Roman Abramovich would be forgiven for making the £3 billion pound court case he is currently embroiled in the focus of his attention at present, although it is unlikely that Chelsea’s recent run of five losses in the last ten games will have escaped him. Despite an indifferent start to the season, the prevailing opinion seems to be that Andre Villas-Boas needs time, that the revolution he envisages will not happen overnight and that the signs are encouraging, even if results have been less impressive.

Abramovich has a reputation of dismissing managers at the first sign of danger, but Chelsea have been here before and he resisted the urge to pull the trigger, 12 months ago in fact. Carlo Ancelotti’s side lost 3-0 at home to Sunderland last November and won only two of the next 11 games. Chelsea were in a stronger position than Villas-Boas’ charges ahead of this run and managed to improve significantly in the new year, but the damage was done and despite clawing their way back in to contention, they were unable to repair the damage.

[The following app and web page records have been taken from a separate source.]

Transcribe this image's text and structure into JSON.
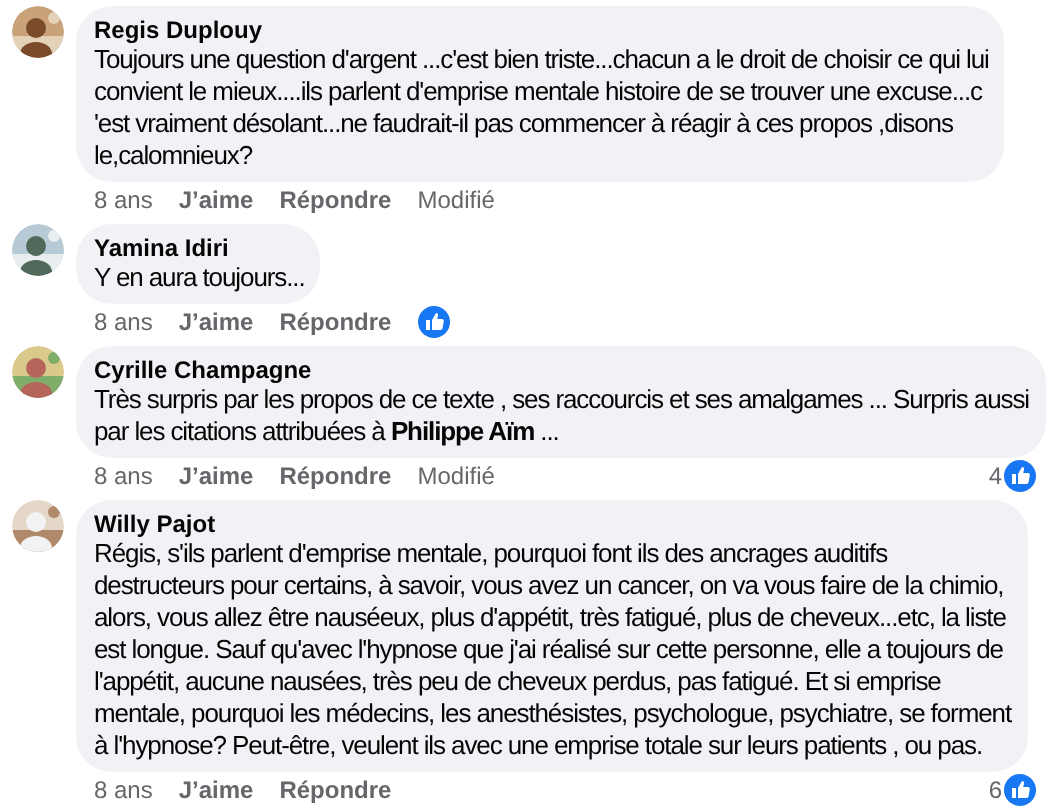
{
  "comments": [
    {
      "author": "Regis Duplouy",
      "lines": [
        "Toujours une question d'argent ...c'est bien triste...chacun a le droit de choisir ce qui lui",
        "convient le mieux....ils parlent d'emprise mentale histoire de se trouver une excuse...c",
        "'est vraiment désolant...ne faudrait-il pas commencer à réagir à ces propos ,disons",
        "le,calomnieux?"
      ],
      "time": "8 ans",
      "like": "J’aime",
      "reply": "Répondre",
      "edited": "Modifié"
    },
    {
      "author": "Yamina Idiri",
      "lines": [
        "Y en aura toujours..."
      ],
      "time": "8 ans",
      "like": "J’aime",
      "reply": "Répondre",
      "reaction": {
        "kind": "inline"
      }
    },
    {
      "author": "Cyrille Champagne",
      "lines": [
        "Très surpris par les propos de ce texte , ses raccourcis et ses amalgames ... Surpris aussi",
        "par les citations attribuées à **Philippe Aïm** ..."
      ],
      "time": "8 ans",
      "like": "J’aime",
      "reply": "Répondre",
      "edited": "Modifié",
      "reaction": {
        "kind": "counter",
        "count": "4"
      }
    },
    {
      "author": "Willy Pajot",
      "lines": [
        "Régis, s'ils parlent d'emprise mentale, pourquoi font ils des ancrages auditifs",
        "destructeurs pour certains, à savoir, vous avez un cancer, on va vous faire de la chimio,",
        "alors, vous allez être nauséeux, plus d'appétit, très fatigué, plus de cheveux...etc, la liste",
        "est longue. Sauf qu'avec l'hypnose que j'ai réalisé sur cette personne, elle a toujours de",
        "l'appétit, aucune nausées, très peu de cheveux perdus, pas fatigué. Et si emprise",
        "mentale, pourquoi les médecins, les anesthésistes, psychologue, psychiatre, se forment",
        "à l'hypnose? Peut-être, veulent ils avec une emprise totale sur leurs patients , ou pas."
      ],
      "time": "8 ans",
      "like": "J’aime",
      "reply": "Répondre",
      "reaction": {
        "kind": "counter",
        "count": "6"
      }
    }
  ]
}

Ancelotti had accumulated a degree of goodwill by winning the domestic double in his first season in charge the previous year, but this relative failure ultimately cost him his job. Whether or not Villas-Boas will be afforded the same luxury remains to be seen. Chelsea were certainly impressive in beating Newcastle 3-0 on Saturday. A vital game with Valencia on Tuesday however will decide their Champions League fate and passage to the knockout stages is a must. The ignominy of a Europa League campaign may seal his fate.

Chelsea have shown signs of the more expansive, attack minded style of football that Villas-Boas is working towards. Chelsea are however struggling to emulate the feats of the manager’s previous club, Porto, which plundered 73 goals in 30 games when securing the title last season. His transfer policy appears to be geared towards an influx of youth, but without dispensing of the old guard, the transformation remains an aspiration. The likes of Petr Cech, John Terry, Ashley Cole, Frank Lampard and Didier Drogba are all demonstrating signs of wear and tear, yet remain dominant influences on and off the pitch.

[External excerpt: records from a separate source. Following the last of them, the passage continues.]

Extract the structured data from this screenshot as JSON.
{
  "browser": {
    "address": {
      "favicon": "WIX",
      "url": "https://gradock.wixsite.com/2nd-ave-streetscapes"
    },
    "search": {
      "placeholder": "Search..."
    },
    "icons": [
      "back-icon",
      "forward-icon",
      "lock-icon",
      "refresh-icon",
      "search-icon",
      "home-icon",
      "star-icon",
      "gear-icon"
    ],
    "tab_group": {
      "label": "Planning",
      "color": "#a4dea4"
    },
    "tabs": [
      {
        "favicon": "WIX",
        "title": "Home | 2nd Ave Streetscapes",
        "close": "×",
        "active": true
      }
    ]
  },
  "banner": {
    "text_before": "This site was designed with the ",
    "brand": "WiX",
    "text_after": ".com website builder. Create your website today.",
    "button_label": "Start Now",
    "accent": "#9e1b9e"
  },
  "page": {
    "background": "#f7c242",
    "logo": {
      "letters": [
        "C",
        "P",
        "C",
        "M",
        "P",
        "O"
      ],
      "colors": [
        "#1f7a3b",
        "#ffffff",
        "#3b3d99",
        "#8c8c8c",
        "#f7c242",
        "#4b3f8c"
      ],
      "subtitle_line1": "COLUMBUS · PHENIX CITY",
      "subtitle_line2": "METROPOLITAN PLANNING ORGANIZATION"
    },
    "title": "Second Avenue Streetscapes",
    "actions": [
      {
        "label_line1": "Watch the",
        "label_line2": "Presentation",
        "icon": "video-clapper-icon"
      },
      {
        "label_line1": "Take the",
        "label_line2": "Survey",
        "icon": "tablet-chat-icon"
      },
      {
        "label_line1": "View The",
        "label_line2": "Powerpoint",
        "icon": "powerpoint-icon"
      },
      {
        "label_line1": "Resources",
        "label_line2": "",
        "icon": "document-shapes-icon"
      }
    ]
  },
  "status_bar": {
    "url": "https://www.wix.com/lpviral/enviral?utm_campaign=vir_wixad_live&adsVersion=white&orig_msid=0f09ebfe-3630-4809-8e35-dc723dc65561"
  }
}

A high defensive line is exposing defensive deficiencies that were previously dormant and the lack of a dominant presence up front is resulting in the absence of an adequate end product. The right balance in midfield has thus far proved elusive and Villas-Boas has struggled to integrate his new signings, with Lukaku more likely to be shipped out on loan than establish himself in the first team and Oriol Romeu a peripheral figure to date. Juan Mata has been an extremely positive influence, already contributing 7 assists, trailing only David Silva in that category. He may yet prove to be the key to unlocking the mislaid talents of Fernando Torres.

Villas-Boas is more honest and sensitive than the antagonistic, arch media manipulator Jose Mourinho and is more vulnerable as a result, but he has endeared himself to the Chelsea faithful who are keen to avoid more managerial upheaval. Currently fourth in the Premier League, a possible double dose of the Europa League looms large. Potential will need to be realised at some point if Chelsea are to retain their annual Champions League berth and Andre Villas-Boas is to remain in charge.